All models are located in the [`models/`](src/dremio/models/) directory.  
Below is an overview of available methods grouped by category.

### 🔐 Connection

- `login(username: str, password: str) -> str`
- `auth(auth: str = None, token: str = None) -> Dremio`

### 📚 Catalog

#### Retrieval
- `get_catalog_by_id(id: UUID) -> CatalogObject`
- `get_catalog_by_path(path: list[str]) -> CatalogObject`  
  - Accepts both list format (`["space", "dataset"]`) and string format (`"space/dataset"`)

#### Creation
- `create_catalog_item(item: NewCatalogObject | dict) -> CatalogObject`

#### Updating
- `update_catalog_item(id: UUID | item: NewCatalogObject | dict) -> CatalogObject`
- `update_catalog_item_by_path(path: list[str], item: NewCatalogObject | dict) -> CatalogObject`

#### Deletion
- `delete_catalog_item(id: UUID) -> bool`  
  - Returns `True` if successful

#### Copying
- `copy_catalog_item_by_path(path: list[str], new_path: list[str]) -> CatalogObject`

#### Refreshing
- `refresh_catalog(id: UUID) -> CatalogObject`

#### Exploration
- `get_catalog_tree(id: str = None, path: str | list[str] = None)`  
  - ⚠️ Expensive operation, intended for exploration and mapping only

### 📊 Dataset

- `get_dataset(path: list[str] | str | None = None, *, id: UUID | None = None) -> Dataset`
- `create_dataset(path: list[str] | str, sql: str | SQLRequest, type: Literal['PHYSICAL_DATASET', 'VIRTUAL_DATASET'] = 'VIRTUAL_DATASET') -> Dataset`
- `delete_dataset(path: list[str] | str) -> bool`
- `copy_dataset(source_path: list[str] | str, target_path: list[str] | str) -> Dataset`
- `reference_dataset(source_path: list[str] | str, target_path: list[str] | str) -> Dataset`

### 🗂️ Folder

- `get_folder(path: list[str] | str | None = None, *, id: UUID | None = None) -> Folder`
- `create_folder(path: str | list[str]) -> Folder`
- `delete_folder(path: str | list[str], recursive: bool = True) -> bool`
- `copy_folder(source_path: list[str] | str, target_path: list[str] | str, *, assume_privileges: bool = True, relative_references: bool = False) -> Folder`
- `reference_folder(source_path: list[str] | str, target_path: list[str] | str, *, assume_privileges: bool = True) -> Folder`

### 🤝 Collaboration

Wiki and tags are associated by the **ID of the collection item**.  
The tags object contains an array of tags.

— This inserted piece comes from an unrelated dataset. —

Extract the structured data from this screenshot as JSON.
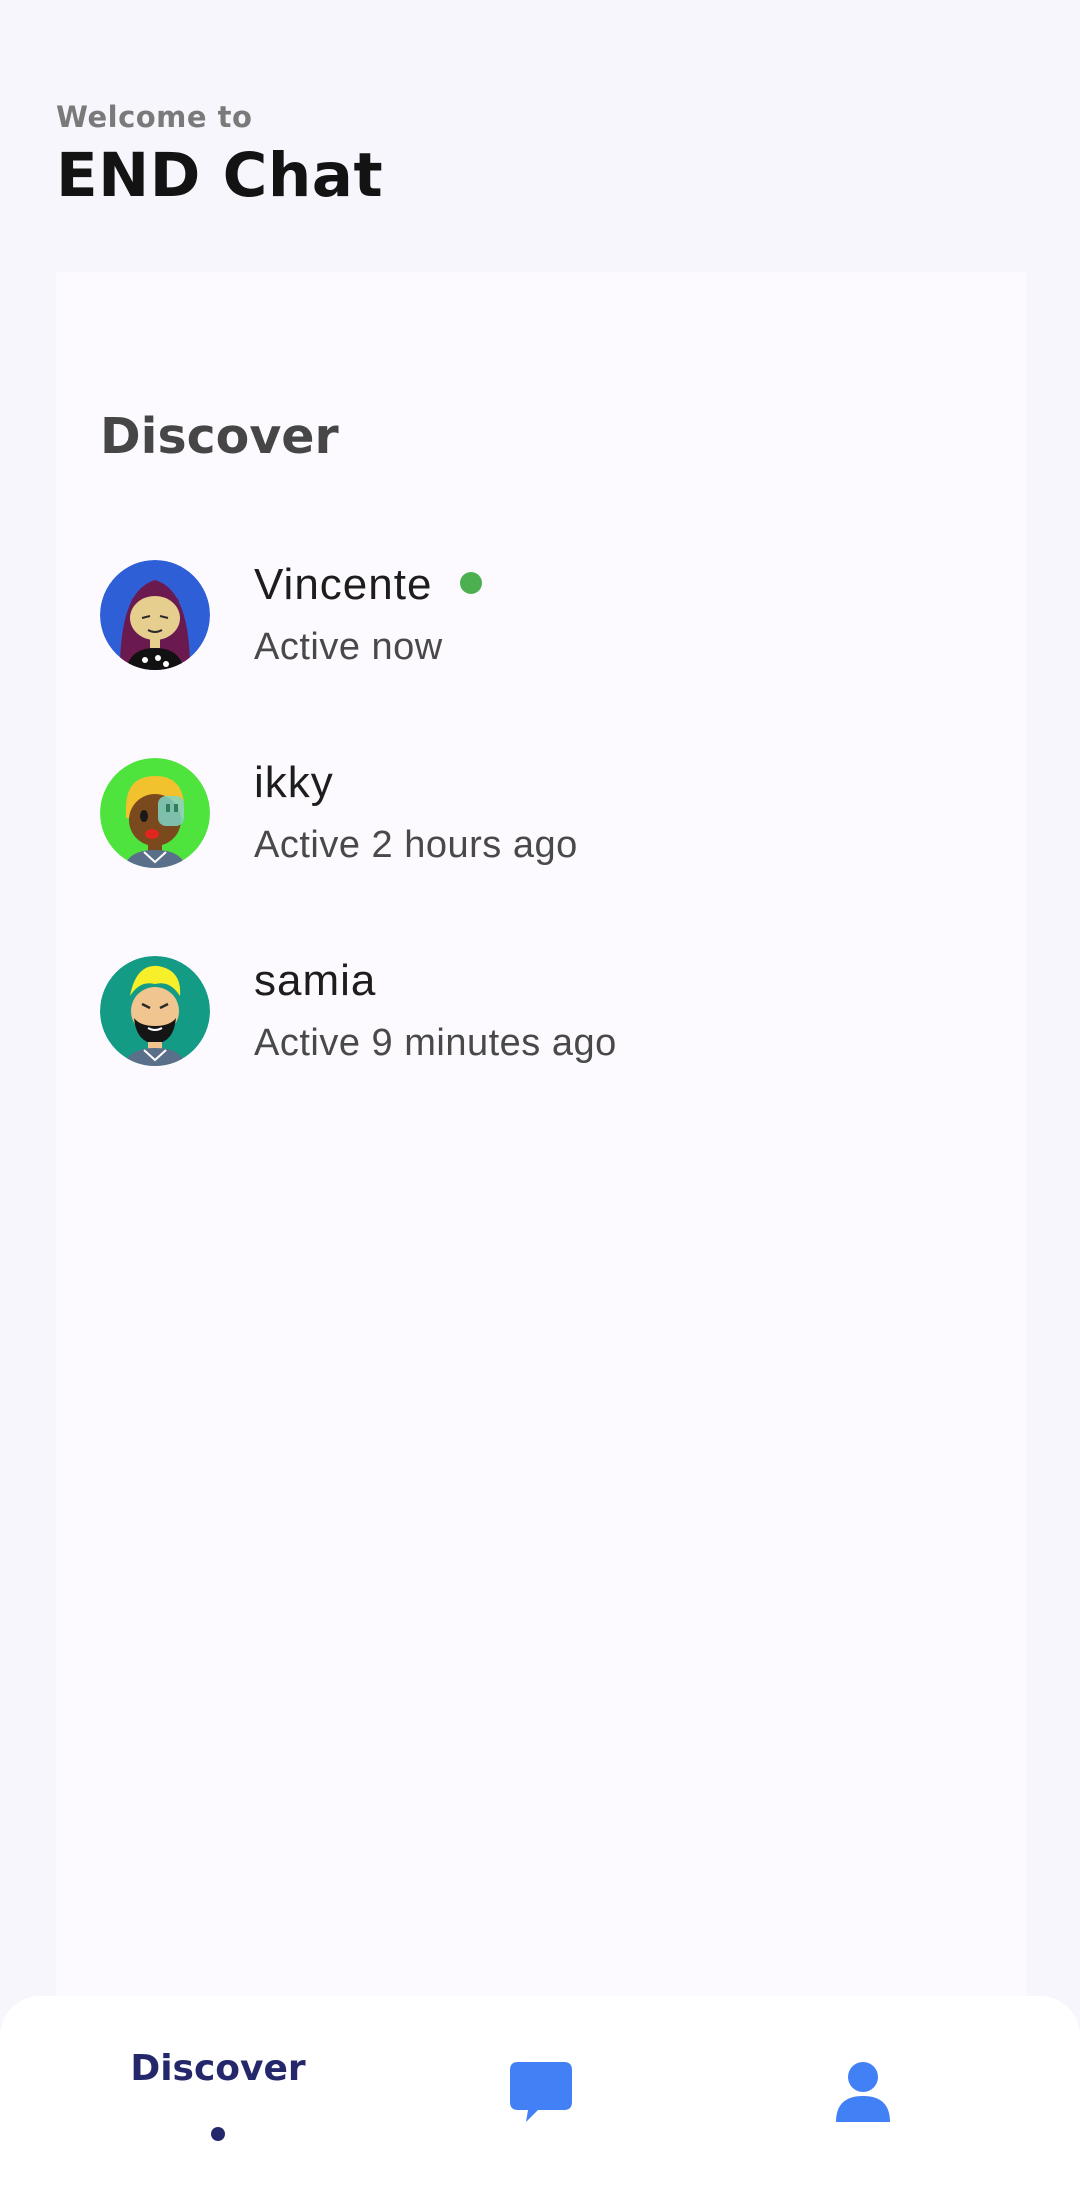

- `get_wiki(id: UUID) -> Wiki`
- `set_wiki(id: UUID, wiki: Wiki) -> Wiki`
- `get_tags(id: str) -> Tags`
- `set_tags(id: str, tags: Tags) -> Tags`

### 🧠 SQL

- `sql(sql_request: SQLRequest) -> JobId`
- `start_job_on_dataset(id: UUID) -> JobId`
- `get_job_info(id: UUID) -> Job`
- `cancel_job(id: UUID) -> Job`
- `get_job_results(id: UUID) -> JobResult`
- `sql_results(sql_request: SQLRequest) -> Job | JobResult`

### 👤 User

- `get_users() -> list[User]`
- `get_user(id: UUID) -> User`
- `get_user_by_name(name: str) -> User`
- `create_user(user: User) -> User`
- `update_user(id: UUID, user: User) -> User`
- `delete_user(id: UUID, tag: str) -> bool`  
  - Returns `True` if deletion was successful

## Roadmap

- [x] Publish to PyPI
- [ ] CLI support
<!-- - [ ] Async support -->

## Contributing

Contributions are welcome! Please open issues or pull requests for features, bugs, or improvements.

## License

This project is licensed under the BSD License. See the [LICENSE](LICENSE.txt) file for details.